Call for Entries: Ken Saro Wiwa Book Review Competition

Call for Entries: Ken Saro Wiwa Book Review Competition

The organisers of the Lagos Book and Art Festival (LABAF) have called for entries for reviews of any one of five works of Ken Saro Wiwa’s fiction and drama.

The best review of either Sozaboy, A Forest of Flowers, Adaku and Other Stories, Prisoners of Jebs, or a joint review of Basi and Company and Transistor Radio will receive a N100,000 prize money on the opening day of the Festival, at Freedom Park in Lagos, on November 13, 2015.

The competition is open to Nigerians aged between 18 and 41, i.e those who were either not born, or were just teenagers or at most aged 21, at the time of the death of this Nigerian literary icon.

The entries are to be submitted to Mr. Toni Kan, chairman of the panel of judges, on or before 5pm on November 6, 2015. Mr. Kan is the author of Nights of The Creaking Bed and brand ambassador for the Samsung Galaxy Note 5. Each review should be no more than 1,000 words and typewritten and sent via email to

“The competition does three things”, according to Jahman Anikulapo, programme chairman of the Committee For Relevant Art(CORA), organisers of LABAF, it serves to improve on the human infrastructure of reading; there cannot be a robust literary/literacy subculture, or a book market, without a vibrant review culture. The grounds on which conversations of culture stand, in the Nigerian arts landscape today, is shaky.

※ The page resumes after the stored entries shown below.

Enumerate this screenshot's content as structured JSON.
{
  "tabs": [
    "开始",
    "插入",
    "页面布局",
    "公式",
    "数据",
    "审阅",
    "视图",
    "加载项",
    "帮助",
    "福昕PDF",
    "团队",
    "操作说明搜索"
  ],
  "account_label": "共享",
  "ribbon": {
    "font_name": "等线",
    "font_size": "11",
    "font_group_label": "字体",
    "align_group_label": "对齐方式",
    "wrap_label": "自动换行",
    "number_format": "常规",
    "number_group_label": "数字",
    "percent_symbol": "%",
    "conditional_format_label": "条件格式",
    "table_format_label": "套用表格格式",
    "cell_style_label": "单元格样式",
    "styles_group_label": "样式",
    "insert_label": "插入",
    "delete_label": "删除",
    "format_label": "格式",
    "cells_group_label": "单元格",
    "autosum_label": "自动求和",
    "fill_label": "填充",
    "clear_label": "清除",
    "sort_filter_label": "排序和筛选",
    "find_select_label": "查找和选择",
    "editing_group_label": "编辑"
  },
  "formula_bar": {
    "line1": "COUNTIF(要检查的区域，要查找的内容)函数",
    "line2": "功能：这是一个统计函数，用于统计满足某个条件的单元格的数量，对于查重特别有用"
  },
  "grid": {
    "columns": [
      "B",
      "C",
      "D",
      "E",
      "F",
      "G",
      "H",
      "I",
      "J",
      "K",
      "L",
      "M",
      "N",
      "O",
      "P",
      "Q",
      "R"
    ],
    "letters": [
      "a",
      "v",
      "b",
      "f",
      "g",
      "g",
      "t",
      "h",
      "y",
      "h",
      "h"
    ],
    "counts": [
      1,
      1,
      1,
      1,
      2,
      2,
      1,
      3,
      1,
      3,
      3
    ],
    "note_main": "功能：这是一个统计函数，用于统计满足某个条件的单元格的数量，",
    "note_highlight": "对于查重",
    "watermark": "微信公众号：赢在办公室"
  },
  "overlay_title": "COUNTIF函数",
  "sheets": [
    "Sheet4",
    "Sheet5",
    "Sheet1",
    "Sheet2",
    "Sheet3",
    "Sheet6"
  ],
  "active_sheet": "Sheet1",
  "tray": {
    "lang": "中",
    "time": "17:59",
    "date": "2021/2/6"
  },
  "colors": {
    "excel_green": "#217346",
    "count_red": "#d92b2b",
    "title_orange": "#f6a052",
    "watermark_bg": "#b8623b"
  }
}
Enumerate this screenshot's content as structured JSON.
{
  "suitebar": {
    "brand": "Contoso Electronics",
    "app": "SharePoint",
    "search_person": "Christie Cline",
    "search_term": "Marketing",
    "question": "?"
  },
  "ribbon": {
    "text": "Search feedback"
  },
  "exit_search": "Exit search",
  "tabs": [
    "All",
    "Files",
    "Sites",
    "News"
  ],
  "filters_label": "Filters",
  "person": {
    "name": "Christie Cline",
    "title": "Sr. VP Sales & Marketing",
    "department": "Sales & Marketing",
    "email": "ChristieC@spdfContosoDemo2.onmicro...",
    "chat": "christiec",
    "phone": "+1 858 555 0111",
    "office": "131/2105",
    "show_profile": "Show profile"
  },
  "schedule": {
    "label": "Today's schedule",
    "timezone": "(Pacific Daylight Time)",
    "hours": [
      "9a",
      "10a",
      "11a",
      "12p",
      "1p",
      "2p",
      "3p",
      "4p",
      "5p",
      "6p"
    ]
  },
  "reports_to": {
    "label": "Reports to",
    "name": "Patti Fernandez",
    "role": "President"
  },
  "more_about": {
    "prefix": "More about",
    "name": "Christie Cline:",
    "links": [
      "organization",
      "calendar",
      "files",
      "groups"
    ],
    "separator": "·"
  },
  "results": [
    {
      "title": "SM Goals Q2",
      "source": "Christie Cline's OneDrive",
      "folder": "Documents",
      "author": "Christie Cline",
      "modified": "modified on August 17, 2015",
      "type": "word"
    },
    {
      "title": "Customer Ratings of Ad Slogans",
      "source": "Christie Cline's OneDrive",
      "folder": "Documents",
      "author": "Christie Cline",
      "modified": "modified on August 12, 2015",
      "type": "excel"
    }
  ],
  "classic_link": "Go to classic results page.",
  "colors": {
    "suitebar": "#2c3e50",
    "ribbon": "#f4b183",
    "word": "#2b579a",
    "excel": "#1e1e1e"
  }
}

“It also helps to memorialise Mr Saro Wiwa, to whom the theme of this year’s edition of the Festival is dedicated. Saro-Wiwa was murdered by the state on November 10, 1995.

“And finally, it is the foundation of CORA/LABAF Annual Literature Review contest.”

Mr Anikulapo added: “So much effort has been paid, by sundry sponsors, to writers of books and less to the infrastructure of reading. CORA fancies itself as a landscapist and as we have pioneered the idea of Book Festivals with programme content, as opposed to book fairs in the country, we also want to sow seeds in the area of getting whole communities, as opposed to writers alone, to share in the joy of reading.”